Novamente, a Câmara aprovou o repasse para 2024, mas desta vez, ele não foi pago. “Os pais sabiam que os profissionais iriam atender até dezembro, e que, caso o repasse fosse feito, iríamos contratá-los novamente para que as crianças não voltassem à fila de espera”, explica Bruna.
“Mas já faz nove meses que essas crianças, que haviam iniciado o atendimento, estão sem acompanhamento, pois não temos como pagar os profissionais sem o repasse”, explica.
Segundo ela, hoje cerca de 45 crianças esperam atendimento. A maior é demanda é da área de fonoaudiologia que, pela falta do repasse, há quase um ano é oferecido apenas em meio período, o que deixou 37 crianças aguardando uma vaga. Para o próximo ano, a lista deve aumentar e é essa é uma preocupação para as mães.
“Em 30 de agosto o contrato da psicopedagoga foi encerrado, interrompendo todos os atendimentos nessa área, o que vai agravar ainda mais a situação”, lamenta Nislane.
Bruna chama destaca que as pessoas assistidas pela instituição estão enfrentando atrasos no desenvolvimento, já que muitos progressos obtidos com os atendimentos anteriores não tiverem continuidade. “Quando uma criança com deficiência fica sem terapia por uma semana, já ocorre um retrocesso”, explica Bruna. “Esses nove meses sem atendimentos contínuos nos forçam a recomeçar do zero, e tudo o que foi alcançado ao longo de um ano de tratamento acaba perdido”, explica.
Descaso em Juatuba
Para as famílias e os profissionais da APAE, a situação atual revela o descaso do poder público em relação às pessoas com deficiência. Bruna chama a atenção para o descaso de políticas públicas que sempre deixam os direitos das pessoas PcDs em último lugar. Ela lembra que a saúde é um direito universal mas, para esse grupo de pessoas, os esforços dos governantes não têm sido suficientes para que sejam garantidos.

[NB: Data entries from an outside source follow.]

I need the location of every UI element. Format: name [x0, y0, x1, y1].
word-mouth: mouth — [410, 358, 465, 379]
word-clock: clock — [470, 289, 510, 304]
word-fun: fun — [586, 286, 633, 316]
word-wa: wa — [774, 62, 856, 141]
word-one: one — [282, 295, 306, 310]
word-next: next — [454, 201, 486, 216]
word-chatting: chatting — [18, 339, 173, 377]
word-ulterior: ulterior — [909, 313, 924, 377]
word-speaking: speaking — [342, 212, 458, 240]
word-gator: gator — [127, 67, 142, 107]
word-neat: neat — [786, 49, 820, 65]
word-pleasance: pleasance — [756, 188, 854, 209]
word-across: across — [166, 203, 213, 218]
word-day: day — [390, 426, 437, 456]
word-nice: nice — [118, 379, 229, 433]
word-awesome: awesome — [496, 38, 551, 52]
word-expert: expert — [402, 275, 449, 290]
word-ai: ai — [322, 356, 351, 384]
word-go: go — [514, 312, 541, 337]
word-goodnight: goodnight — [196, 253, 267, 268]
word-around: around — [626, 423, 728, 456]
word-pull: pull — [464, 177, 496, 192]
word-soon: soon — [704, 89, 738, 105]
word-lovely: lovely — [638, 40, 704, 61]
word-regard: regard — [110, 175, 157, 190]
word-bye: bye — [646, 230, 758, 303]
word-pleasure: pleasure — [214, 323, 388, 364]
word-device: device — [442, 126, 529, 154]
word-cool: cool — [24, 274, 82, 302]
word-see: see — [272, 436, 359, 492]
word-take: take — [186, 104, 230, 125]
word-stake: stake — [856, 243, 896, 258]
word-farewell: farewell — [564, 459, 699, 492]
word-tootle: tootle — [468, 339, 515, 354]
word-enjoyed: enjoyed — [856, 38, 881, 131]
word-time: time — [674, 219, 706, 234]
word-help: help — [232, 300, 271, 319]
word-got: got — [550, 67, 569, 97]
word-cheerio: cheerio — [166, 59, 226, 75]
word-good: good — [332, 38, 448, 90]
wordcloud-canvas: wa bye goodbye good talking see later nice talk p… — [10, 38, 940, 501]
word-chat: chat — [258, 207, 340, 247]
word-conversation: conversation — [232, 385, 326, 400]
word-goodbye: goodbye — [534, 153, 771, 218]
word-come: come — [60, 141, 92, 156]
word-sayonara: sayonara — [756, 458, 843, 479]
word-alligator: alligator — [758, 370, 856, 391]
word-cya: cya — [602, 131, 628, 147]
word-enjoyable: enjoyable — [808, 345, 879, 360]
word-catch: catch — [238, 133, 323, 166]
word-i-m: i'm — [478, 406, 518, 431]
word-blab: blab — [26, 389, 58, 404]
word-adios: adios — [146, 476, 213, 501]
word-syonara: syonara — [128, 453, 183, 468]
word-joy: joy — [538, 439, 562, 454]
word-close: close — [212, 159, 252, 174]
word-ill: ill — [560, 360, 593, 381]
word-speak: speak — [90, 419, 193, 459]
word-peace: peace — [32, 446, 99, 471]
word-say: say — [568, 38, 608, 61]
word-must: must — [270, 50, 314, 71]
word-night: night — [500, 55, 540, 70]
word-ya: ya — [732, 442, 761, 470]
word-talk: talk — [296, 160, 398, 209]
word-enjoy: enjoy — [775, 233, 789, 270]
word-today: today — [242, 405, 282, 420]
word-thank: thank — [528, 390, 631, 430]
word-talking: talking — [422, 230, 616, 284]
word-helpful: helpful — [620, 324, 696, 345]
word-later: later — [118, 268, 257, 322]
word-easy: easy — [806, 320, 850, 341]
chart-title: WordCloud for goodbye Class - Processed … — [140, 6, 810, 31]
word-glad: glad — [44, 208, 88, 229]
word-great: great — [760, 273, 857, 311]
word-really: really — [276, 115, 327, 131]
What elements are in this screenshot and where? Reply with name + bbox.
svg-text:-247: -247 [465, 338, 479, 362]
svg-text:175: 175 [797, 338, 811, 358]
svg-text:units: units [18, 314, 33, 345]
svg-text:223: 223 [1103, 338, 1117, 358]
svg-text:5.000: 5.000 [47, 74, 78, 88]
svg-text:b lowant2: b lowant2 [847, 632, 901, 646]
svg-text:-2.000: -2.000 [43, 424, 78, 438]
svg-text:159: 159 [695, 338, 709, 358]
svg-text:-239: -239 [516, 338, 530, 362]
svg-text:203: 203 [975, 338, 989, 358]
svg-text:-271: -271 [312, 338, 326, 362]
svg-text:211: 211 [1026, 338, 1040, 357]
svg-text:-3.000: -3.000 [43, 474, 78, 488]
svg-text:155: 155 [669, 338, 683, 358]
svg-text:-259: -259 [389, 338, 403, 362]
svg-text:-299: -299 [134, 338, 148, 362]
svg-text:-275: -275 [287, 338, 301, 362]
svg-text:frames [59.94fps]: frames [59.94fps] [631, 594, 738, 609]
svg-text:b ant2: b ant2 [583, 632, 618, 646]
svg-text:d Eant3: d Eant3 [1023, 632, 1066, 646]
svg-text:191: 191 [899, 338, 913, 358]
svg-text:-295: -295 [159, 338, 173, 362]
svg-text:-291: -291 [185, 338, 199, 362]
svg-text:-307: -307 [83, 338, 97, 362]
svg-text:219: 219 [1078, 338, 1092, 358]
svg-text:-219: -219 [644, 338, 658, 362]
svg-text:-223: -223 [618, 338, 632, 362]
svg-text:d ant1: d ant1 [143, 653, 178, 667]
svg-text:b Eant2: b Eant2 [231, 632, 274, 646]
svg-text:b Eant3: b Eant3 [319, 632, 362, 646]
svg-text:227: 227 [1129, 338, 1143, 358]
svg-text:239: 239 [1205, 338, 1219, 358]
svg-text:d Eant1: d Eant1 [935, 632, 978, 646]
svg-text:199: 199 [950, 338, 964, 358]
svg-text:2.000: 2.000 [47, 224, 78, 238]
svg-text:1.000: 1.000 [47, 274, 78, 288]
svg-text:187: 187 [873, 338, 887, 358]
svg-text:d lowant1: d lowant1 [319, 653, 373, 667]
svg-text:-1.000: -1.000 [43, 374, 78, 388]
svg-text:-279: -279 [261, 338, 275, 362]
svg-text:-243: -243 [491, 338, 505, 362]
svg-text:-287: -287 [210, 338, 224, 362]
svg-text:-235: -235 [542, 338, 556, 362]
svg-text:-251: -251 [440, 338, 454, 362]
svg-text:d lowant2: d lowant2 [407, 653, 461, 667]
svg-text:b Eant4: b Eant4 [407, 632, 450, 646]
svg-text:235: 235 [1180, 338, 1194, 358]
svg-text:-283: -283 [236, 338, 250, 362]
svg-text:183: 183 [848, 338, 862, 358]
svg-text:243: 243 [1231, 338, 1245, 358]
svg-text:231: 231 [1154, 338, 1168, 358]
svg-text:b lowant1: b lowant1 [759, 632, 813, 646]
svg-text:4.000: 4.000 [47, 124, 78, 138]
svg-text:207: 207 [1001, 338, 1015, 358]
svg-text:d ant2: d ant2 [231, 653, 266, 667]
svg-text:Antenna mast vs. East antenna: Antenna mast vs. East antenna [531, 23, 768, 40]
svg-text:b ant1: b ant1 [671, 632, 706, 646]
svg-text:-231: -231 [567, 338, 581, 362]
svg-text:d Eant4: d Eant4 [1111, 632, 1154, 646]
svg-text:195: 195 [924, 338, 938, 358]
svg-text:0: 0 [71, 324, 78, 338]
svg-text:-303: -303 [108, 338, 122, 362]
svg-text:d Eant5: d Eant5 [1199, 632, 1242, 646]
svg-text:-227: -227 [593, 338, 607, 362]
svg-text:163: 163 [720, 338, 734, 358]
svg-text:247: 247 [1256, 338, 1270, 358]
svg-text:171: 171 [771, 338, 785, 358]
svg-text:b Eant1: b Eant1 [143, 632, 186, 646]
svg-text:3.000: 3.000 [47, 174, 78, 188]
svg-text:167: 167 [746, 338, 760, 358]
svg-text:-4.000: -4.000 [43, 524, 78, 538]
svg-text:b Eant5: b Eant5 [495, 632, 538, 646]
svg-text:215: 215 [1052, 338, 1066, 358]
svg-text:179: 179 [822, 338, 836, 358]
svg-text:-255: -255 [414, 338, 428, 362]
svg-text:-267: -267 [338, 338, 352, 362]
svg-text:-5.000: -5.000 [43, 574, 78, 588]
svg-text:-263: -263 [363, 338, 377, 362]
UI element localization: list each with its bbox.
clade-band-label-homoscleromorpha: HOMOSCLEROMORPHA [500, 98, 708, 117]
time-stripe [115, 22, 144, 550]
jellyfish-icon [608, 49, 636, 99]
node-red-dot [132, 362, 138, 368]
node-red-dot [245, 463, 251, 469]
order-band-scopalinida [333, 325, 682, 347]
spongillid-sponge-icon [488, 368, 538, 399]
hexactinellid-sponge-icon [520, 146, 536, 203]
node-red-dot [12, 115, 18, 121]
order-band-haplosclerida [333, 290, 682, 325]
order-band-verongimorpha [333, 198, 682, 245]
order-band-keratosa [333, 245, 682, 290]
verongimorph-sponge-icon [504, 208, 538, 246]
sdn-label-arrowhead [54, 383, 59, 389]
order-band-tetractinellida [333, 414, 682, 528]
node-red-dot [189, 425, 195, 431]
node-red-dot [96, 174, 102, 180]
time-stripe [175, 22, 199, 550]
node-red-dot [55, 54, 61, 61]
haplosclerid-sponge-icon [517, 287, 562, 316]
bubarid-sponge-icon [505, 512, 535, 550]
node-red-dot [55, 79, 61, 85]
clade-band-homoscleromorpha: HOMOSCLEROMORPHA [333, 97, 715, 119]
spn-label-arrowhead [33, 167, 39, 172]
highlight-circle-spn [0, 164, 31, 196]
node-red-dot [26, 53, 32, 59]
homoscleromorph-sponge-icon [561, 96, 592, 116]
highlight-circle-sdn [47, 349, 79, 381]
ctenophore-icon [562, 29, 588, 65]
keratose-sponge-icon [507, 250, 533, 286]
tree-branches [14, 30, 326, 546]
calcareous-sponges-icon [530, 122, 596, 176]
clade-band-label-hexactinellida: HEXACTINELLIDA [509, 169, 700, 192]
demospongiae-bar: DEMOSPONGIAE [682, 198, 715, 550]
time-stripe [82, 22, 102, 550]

“A pessoa com deficiência não tem prioridade para nada, seja em mobilidade, acessibilidade e saúde”, critica Bruna. “A saúde é um direito de todos, independentemente da condição, e o SUS deveria garantir o acompanhamento. Aqui em Juatuba, o único local com estrutura completa para atender pessoas com deficiência é a APAE, e, mesmo assim, estamos sempre lutando para conseguir, ao menos, o mínimo necessário”, desabafa.
Para ela, a luta não é apenas por recursos, mas pelo respeito aos direitos das pessoas com deficiência, com iniciativas que proporcionem inclusão em todas as esferas da vida social, desde o acesso a terapias e cuidados adequados até o direito ao lazer e à socialização. “Nossa luta não é para brigar com ninguém. Estamos apenas tentando garantir que as crianças com deficiência recebam o que é de direito. Todo ano enfrentamos esses mesmos problemas com os repasses, mas continuamos lutando para que, pelo menos, o mínimo seja garantido.”